Mapeamento das bactérias que colonizam a pele são foco da cosmética
Retinol, ácido hialurônico, ácido glicólico… Não se surpreenda ao constatar a ausência desses ativos até então queridinhos da beleza nos últimos lançamentos de skincare. Agora, uma nova categoria de produtos focados na flora bacteriana da nossa pele promete revolucionar os cuidados diários.
O atual alvo da indústria cosmética é a microbiota, a camada de bactérias que habitam a superfície da cútis – que, assim como a do intestino, tem um ecossistema próprio. O interesse começou em 2008 quando, inspirado pelo Projeto Genoma, foi iniciado o Projeto Microbioma Humano, capitaneado pelo National Institutes of Health, nos Estados Unidos. O superestudo identificou as colônias de bactérias presentes no nariz, na boca, no trato digestivo e na pele, revelando uma comunidade de 100 bilhões de micro-organismos que vivem no maior órgão do corpo humano.
O projeto teve duração de cinco anos e estimulou novas pesquisas de laboratórios das gigantes da cosmética. “Foi apartir daí que pudemos identificar e entender a interação das bactérias nesse meio”, conta Beatriz Sant’Anna, diretora de comunicação científica da divisão de cosmética ativa da L’Oréal, que participou dos estudos sobre o microbioma na La Roche-Posay, na França. A marca de dermocosméticos já incluiu uma bactéria na fórmula do hidratante Lipikar Baume AP+, que tem a função de reequilibrar e proteger a flora cutânea, diminuindo a incidência de irritações em peles sensíveis.

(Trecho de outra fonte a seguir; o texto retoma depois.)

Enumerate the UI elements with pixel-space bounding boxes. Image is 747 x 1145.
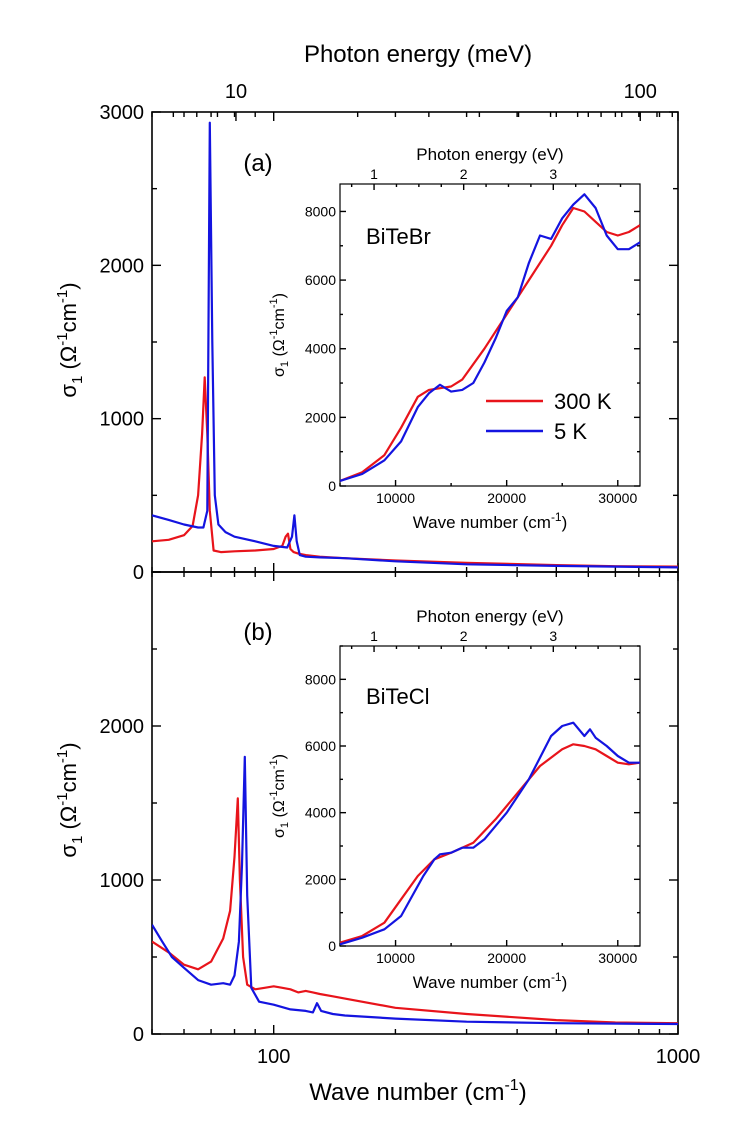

“Assistimos a uma revolução no universo da beleza”, diz Fabrice Lefevre, diretor de marketing e inovação de cosmética ativa da suíça Givaudan, que desenvolveu recentemente dois ingredientes que equilibram e protegem o microbioma, estimulando a renovação celular, processo que diminui com o tempo. “Antes, a ideia era erradicar as bactérias. Agora sabemos que elas não só são necessárias, como podem contribuir para uma cútis mais saudável e bonita”, diz.
No ano passado, a Dior reformulou sua linha de hidratação Hydra Life, lançando produtos dedicados ao reequilíbrio da microbiota. “Nos surpreendemos com a quantidade de informação genética presente nessa flora e com seu desempenho: ela produz moléculas essenciais ao bom funcionamento da epiderme e, em retorno, se nutre de produtos celulares cutâneos, num ciclo de vida como o da natureza”, explica Edouard Mauvais-Jarvis, diretor de comunicação científica da Dior.
Novas labels têm surgido com o foco em cuidar da microbiota: é o caso da Orveda, de Sue Y. Nabi, ex-presidente da Lancôme, que tem cremes, máscaras e séruns com ativos que fertilizam naturalmente esse microbioma; da norte-americana Mother Dirt, com culturas vivas de bactérias oxidantes de amônia, agentes restauradores do equilíbrio natural; da britânica Aurelia, uma das pioneiras do segmento, com fórmulas à base de fermento, peptídeo de leite e óleos essenciais; e da francesa Gallinée, dona de um complexo patenteado de prebióticos e probióticos, que tem a Unilever como acionista minoritária.
O maior objetivo dessa safra de produtos é manter a flora em harmonia, já que o seu desequilíbrio pode causar problemas como a dermatite atópica, a psoríase e a acne. “Mas é importante lembrar que cada um tem sua colônia de bactérias, que muda de acordo com a parte do corpo e que pode se alterar também devido a fatores externos”, explica a dermatologista Samanta Nunes, membro titular da Academia Americana de Dermatologia. Segundo ela, esfoliações agressivas e uso excessivo de sabonetes antissépticos e álcool em gel deixam a nossa barreira cutânea mais suscetível. “O impacto na rotina habitual é em relação à limpeza da pele. O excesso dela desregula a quantidade de micro-organismos, comprometendo o equilíbrio do microbioma”, completa Betina Stefanello, do Departamento de Cosmiatria da Sociedade Brasileira de Dermatologia.
O microbioma foi um dos assuntos-chave do Congresso Anual da Academia Americana de Dermatologia, que aconteceu no mês passado, na Califórnia. Em maio, haverá o primeiro simpósio inteiramente focado no tema, em Boston. “O desafio da indústria é continuar na identificação das bactérias e suas interações”, diz Edouard. “Ainda temos muito a descobrir”, finaliza Fabrice, da Givaudan, que acaba de anunciar um aumento no investimento para pesquisas no segmento e já começou a testar a integração de ativos que protejam o microbioma nas fórmulas de perfumes.